I remember my mother planting sweetpeas (although she is not really a gardener). My strongest earliest garden memory is being in my grandmother’s garden in Wittedrift. It was a large garden over 3 erven with a storybook vegetable garden, cannas, flowering daisies, purple Lantana, Lemon Verbena by the front steps, colourful Bougainvillea and Bartlettinia sordidum, a Loquat tree, a large Cecile Brunner rosebush growing by the cattle grid at the bottom of her steep driveway where we would chase down in a go-cart, rolling down her steep lawn followed by itchy baths in the tea-coloured water of the South-Coast; her characterful gardener called Toen, and smoking an early morning cigarette with him by the fire alongside the water tank.
The smell of her toolroom with spades and forks oiled, onions and pumpkins drying in the generator room. It has had the most profound impact on my career and also what I aspire to most in leading a version of a simple life.
Is there a specific person/s who has encouraged and tended your love of gardens and gardening?
My maternal grandmother. Two wonderful neighbours who encouraged me and shared my passion and interest in gardening. My fathers’ typist who would take me with her family on nursery visits, as well as the Elgin Festival. Una van der Spuy. Jenny Ferreira.
What is your preferred kind of garden and why, and which would you say is your favourite plant or flower and why?
I do love architecture in a garden, whether formal or informal. For my own personal garden I need interest in plant material and variety. I love contrasting textures, I love shapes, and I especially enjoy the effect of scale in a garden. I enjoy experiencing the seasons through a garden and for that reason employ especially perennials that grow very fast and change throughout the seasons.
I garden to cocoon myself and house in the environment as also to attract insects and birds and nature into my immediate environment and to be amazed by it.
How much time would you say you spend in your garden and would you say that this has definite health benefits?
I spend 90% of my time in the garden or outdoors. I need to make a sleeping pod in the garden so that I can spend 100% of my time there. People that I spend most of my time with say I am a little crazy, so not so sure about the health benefits.
How would you describe the emotions and feelings you experience in your garden?
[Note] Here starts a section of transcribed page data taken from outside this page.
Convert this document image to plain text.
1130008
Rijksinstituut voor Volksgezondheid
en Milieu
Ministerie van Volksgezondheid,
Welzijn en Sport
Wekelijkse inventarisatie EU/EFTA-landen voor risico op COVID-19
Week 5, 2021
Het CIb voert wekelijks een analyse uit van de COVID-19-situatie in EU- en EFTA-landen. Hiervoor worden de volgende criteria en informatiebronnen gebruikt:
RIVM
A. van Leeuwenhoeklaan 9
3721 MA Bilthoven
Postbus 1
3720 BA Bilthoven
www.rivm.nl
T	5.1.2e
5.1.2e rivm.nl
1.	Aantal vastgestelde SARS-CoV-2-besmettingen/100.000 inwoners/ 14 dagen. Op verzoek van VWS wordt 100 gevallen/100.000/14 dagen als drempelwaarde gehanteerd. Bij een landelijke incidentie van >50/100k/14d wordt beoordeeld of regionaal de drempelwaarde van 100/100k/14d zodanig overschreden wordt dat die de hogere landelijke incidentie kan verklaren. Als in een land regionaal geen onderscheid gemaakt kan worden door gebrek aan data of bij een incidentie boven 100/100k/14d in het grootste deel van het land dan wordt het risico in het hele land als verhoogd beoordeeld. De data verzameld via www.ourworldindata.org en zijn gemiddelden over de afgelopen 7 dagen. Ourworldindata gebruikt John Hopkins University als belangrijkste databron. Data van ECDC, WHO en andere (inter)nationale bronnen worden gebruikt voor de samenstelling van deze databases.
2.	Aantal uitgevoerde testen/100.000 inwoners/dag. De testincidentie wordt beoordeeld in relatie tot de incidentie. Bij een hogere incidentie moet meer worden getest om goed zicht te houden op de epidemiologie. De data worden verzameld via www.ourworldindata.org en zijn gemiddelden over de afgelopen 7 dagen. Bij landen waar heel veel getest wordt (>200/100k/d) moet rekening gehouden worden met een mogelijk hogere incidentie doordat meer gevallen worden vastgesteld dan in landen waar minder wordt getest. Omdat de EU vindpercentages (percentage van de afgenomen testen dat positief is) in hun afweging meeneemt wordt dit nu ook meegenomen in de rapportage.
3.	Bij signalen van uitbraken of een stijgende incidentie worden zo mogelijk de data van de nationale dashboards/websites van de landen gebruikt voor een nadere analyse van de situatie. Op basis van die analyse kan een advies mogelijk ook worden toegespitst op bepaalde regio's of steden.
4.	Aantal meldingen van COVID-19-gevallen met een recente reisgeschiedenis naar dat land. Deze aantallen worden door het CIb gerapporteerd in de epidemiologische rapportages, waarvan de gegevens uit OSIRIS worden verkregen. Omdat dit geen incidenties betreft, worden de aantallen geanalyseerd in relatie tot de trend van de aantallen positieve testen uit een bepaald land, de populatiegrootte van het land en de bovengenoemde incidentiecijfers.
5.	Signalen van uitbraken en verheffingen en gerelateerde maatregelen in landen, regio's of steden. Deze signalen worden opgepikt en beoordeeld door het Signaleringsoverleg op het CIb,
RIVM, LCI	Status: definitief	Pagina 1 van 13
Wonder. Amazement. Sheer joy and immense gratitude. Childlike sense of excitement at discovering something new in the garden. Extreme exhaustion in the heat of February!
Why is Garden Day important to you and how would you encourage people to celebrate the day?
I have been encouraging since the first Garden Day via a weekly radio talk. I experience the benefits of gardening every day and feel that everyone can have those same benefits, and Garden Day is a wonderful opportunity to share this.
Do you have a favourite community garden that you like to visit and why?
Not really a community garden, but I love visiting the Johnman Garden in Stellenbosch and enjoying this magical space.
For those people who don’t have a garden or interest in gardening, what advice would you give them to take up gardening?
Get outside in nature. Whether hiking, cycling, on the beach, anywhere. Observe nature and become intrigued by it. Sow seeds or plant something edible and usable like rosemary or parsley and experience the joy and pleasure of using it. Visit gardens and discover what type or style of garden you enjoy.
If you could tell your younger self anything about gardening what would it be?
I was a bit shy about my interest in gardens as a young boy, so I would really like to encourage anyone of a young age with a keen interest in nature or gardening to stay interested and follow your interests and to dream big!
Which would be your dream garden to visit anywhere in the world?
I always enjoy visiting Great Dixter. And I would love to visit the Garden of Ninfa and live there for a year to truly experience it. Most of all I would very much like to revisit my grandmother and her garden as a 3- or 4-year-old boy.